在解决问题之前，我们需要了解网站是如何检测机器人的。现代网站主要通过以下几个方面来识别自动化程序：

浏览器指纹识别：每个浏览器都有独特的指纹，包括 User-Agent、WebGL 渲染结果、字体列表、时区等信息。自动化程序通常使用固定的指纹，容易被识别。
WebDriver 特征检测 ：Selenium 等自动化工具会暴露特定的 WebDriver 特征，如 window.webdriver 属性，这是机器人检测的重要标志。
行为模式分析：人类用户的浏览行为具有随机性，如滚动速度、点击位置和停留时间等。自动化程序的行为往往过于规律，容易被检测。
环境异常检测：自动化环境可能缺少某些真实浏览器具有的功能或属性，如媒体设备访问权限、特定的浏览器扩展等。

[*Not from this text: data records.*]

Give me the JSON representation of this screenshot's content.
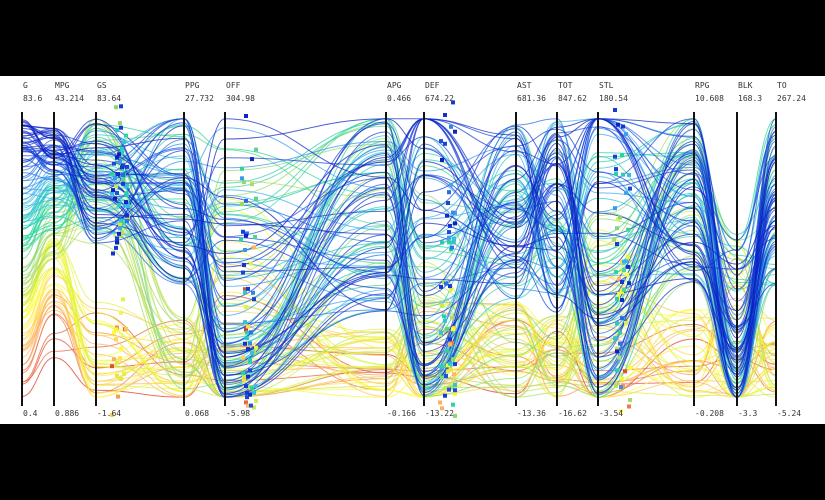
{
  "chart_data": {
    "type": "parallel-coordinates",
    "axes": [
      {
        "name": "G",
        "max": "83.6",
        "min": "0.4"
      },
      {
        "name": "MPG",
        "max": "43.214",
        "min": "0.886"
      },
      {
        "name": "GS",
        "max": "83.64",
        "min": "-1.64"
      },
      {
        "name": "PPG",
        "max": "27.732",
        "min": "0.068"
      },
      {
        "name": "OFF",
        "max": "304.98",
        "min": "-5.98"
      },
      {
        "name": "APG",
        "max": "0.466",
        "min": "-0.166"
      },
      {
        "name": "DEF",
        "max": "674.22",
        "min": "-13.22"
      },
      {
        "name": "AST",
        "max": "681.36",
        "min": "-13.36"
      },
      {
        "name": "TOT",
        "max": "847.62",
        "min": "-16.62"
      },
      {
        "name": "STL",
        "max": "180.54",
        "min": "-3.54"
      },
      {
        "name": "RPG",
        "max": "10.608",
        "min": "-0.208"
      },
      {
        "name": "BLK",
        "max": "168.3",
        "min": "-3.3"
      },
      {
        "name": "TO",
        "max": "267.24",
        "min": "-5.24"
      }
    ],
    "color_scale": [
      "#d7301f",
      "#fdae61",
      "#ffff33",
      "#a6d96a",
      "#1fd5a0",
      "#3fb7f0",
      "#1f4fe0",
      "#0a1fc0"
    ],
    "grid": false,
    "legend": "none"
  }
}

了解了这些检测机制，我们就可以有针对性地制定解决方案。

Selenium 跳过机器人验证的完整解决方案

下面是一个完善的 Selenium 脚本，它采用了多种技术来绕过机器人验证：

python 复制代码

from selenium import webdriver
from selenium.webdriver.chrome.options import Options
from selenium.webdriver.chrome.service import Service
from selenium.webdriver.common.by import By
from selenium.webdriver.support.ui import WebDriverWait
from selenium.webdriver.support import expected_conditions as EC
import time
import random
import os
import json


def open_website_with_anti_detection():
    try:
        # 1. 基础配置 - 浏览器选项
        chrome_options = Options()

        # 指定用户数据目录，保留浏览器指纹和登录状态
        user_data_dir = r"D:\python_project\anti_bot\UserData"
        if not os.path.exists(user_data_dir):
            os.makedirs(user_data_dir)
        chrome_options.add_argument(f"--user-data-dir={user_data_dir}")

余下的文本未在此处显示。